August 23, 2023

Earlier this year I read *Unreasonable Hospitality by Will Guidara, who has co-owned and operated 4-star, fine-dining restaurants.*

This book champions always going above and beyond to over-deliver to guests, practicing what Guidara refers to as “unreasonable hospitality.” He believes that hospitality is about making a connection and says that, “every business can choose to be a hospitality business.”

Regardless of your industry, your company can deliver hospitality by taking ordinary transactions and turning them into extraordinary experiences.

love a restaurant-related analogy for how to approach life and business.

A lot of my workflow is influenced by Dan Charnas’ book Work Clean, which draws inspiration from the culinary principles of “mise en place.” I wrote more about that here.

Unreasonable Hospitality is a book that’s been stuck in my head.

Over the last few months I have been returning to it, referencing it, and mulling over a connection I see between hospitality, experiences, and systems.

What comes to mind when you hear the word hospitality?

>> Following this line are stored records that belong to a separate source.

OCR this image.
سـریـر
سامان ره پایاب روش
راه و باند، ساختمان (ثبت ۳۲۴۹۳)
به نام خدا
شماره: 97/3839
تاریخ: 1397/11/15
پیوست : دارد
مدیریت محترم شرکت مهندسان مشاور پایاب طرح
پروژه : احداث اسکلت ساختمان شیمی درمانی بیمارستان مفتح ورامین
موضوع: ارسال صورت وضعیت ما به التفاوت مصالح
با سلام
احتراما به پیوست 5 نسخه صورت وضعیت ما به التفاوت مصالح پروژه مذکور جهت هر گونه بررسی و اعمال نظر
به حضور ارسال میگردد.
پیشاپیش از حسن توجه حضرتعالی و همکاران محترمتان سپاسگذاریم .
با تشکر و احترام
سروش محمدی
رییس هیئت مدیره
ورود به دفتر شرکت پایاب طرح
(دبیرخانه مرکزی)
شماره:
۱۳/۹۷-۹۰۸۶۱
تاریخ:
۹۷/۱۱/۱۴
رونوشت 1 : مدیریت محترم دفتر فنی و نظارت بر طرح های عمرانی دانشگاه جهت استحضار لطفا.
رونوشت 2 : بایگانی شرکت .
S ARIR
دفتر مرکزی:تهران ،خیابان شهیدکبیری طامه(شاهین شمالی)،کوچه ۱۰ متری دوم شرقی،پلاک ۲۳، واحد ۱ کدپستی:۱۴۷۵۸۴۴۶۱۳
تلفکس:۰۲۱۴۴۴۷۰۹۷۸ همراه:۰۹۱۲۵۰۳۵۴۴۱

Maybe it’s a hotel stay, a meal out, or even a visit at a friend’s house. All of these are experiences. A sequence of moments where we are doing, seeing, and feelings things. Hospitality and experiences are about how we make people feel**.**

So, what makes an experience stand out?

When it makes people feel seen, heard, and cared for. Whether that’s through listening deeply, paying attention to and remembering details, going out of your way to surprise and delight, or executing something with precision. Guidara says, “people who are gifted at hospitality tend to be sensitive.” They are observant, generous, care deeply, and have a knack for picking up on what is happening around them. Folks who are skilled in those areas are adept at crafting exceptional experiences not only because of their ability to quickly tune in to how someone is feeling but also because they genuinely care to make the experience better.

Ok, so how does this connect to systems?

When you design a system you are designing an experience.

In business we have core processes (activities a customer is paying for) and support processes (activities a customer doesn’t see but which are necessary to support the core processes) and this philosophy applies to both. While the word hospitality may prompt you to think immediately of the customer, Guidara emphasizes in his book how crucial it is to consider the experiences of employees, too. He recognized that if he wanted his team to worry about how they made customers feel, he also had to be deeply invested in how he made his team feel.

When working in operations, you’re designing the experiences that both employees and clients/customers will have. Since a process generally represents an activity that will be repeated, whether it’s the check-out process a customer goes through when they buy your product, or the reporting process teammates execute at the end of a quarter, it makes sense to try to make it as enjoyable an experience as possible. Enjoyable can mean many things depending on the context of your business and whether the process is core or supporting; engaging, efficient, precise, personalized, error-free, well-documented, and generous are some words that come to mind.

When you are designing a new system, begin by setting an intention, defining not only what your desired outcome for the system is, but also how you intend folks participating in the system to feel.